Australia’s finest junior rhythmic gymnast is fighting a lack of understanding, funding and her own body to make it to the top. But as Saskia Broedelet explains, the struggle is the most exciting part.
As a result, despite her prodigious success and back-breaking effort, Saskia’s family funds each competition she enters and fundraised tirelessly to send her to the Junior Championships in Moscow.
In the gymnastics-obsessed Russian capital, she finally gained a glimpse into what a gymnast’s lifestyle could look like, somewhere that fully appreciated the endurance behind the art.
“The whole place was just built for gymnasts,” she gushes.
“There were pictures of gymnasts, a hotel for gymnasts, all these things. We have nothing over here, we don't even have our own gym hall, we have to rent it.

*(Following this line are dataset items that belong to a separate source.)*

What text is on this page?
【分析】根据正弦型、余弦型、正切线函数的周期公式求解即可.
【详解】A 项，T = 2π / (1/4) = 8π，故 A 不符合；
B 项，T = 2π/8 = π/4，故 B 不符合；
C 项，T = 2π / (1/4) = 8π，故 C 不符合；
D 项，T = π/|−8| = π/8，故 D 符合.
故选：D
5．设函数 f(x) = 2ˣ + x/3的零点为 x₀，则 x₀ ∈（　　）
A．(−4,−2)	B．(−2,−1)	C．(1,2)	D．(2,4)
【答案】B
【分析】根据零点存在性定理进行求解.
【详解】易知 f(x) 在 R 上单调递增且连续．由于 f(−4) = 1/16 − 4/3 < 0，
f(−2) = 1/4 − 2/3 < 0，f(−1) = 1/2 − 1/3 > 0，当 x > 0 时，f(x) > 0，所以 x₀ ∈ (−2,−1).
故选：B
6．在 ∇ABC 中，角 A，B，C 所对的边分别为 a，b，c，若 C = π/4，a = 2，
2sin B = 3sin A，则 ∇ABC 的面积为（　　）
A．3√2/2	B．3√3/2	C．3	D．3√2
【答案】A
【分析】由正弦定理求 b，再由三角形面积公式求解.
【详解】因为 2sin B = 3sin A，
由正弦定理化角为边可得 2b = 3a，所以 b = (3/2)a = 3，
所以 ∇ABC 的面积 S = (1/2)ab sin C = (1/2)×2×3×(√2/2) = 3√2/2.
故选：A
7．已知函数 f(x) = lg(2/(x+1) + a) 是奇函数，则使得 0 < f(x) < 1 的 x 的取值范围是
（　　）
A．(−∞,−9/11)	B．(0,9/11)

“It's a new sport in Australia. It came from Russia and they focus on it because they always win at the Olympics and everyone knows about it over there. But people here don’t understand that it takes so much time in the gym.
“Behind all the leotards and the gracefulness is lot of hard work.
“We don't get any funding, even at a senior level, because…I don't know,” she pauses…“it's not very understood in Australia.”

Despite registering scores in her junior competitions that rank her in the upper echelons of Australian seniors, Saskia will have to bide her time to climb to the top of Australia’s gymnastics tree.
“Next year there won’t be a lot of big opportunities,” she says. “I’ll be a senior and there are a lot of people who have already been senior rhythmic gymnasts for a long time.
“But I want to be ready by the Commonwealth Games, and then the Paris Olympics.
Time is on her side. The one event she has her eyes firmly set on is five years away and by the time she’s 20-years-old, she’ll already have a lifetime of experience to draw on.
“I’m confident because nerves don’t get the better of me at big competitions,” she beams.
“I’m always really nervous. But I’m even more excited.”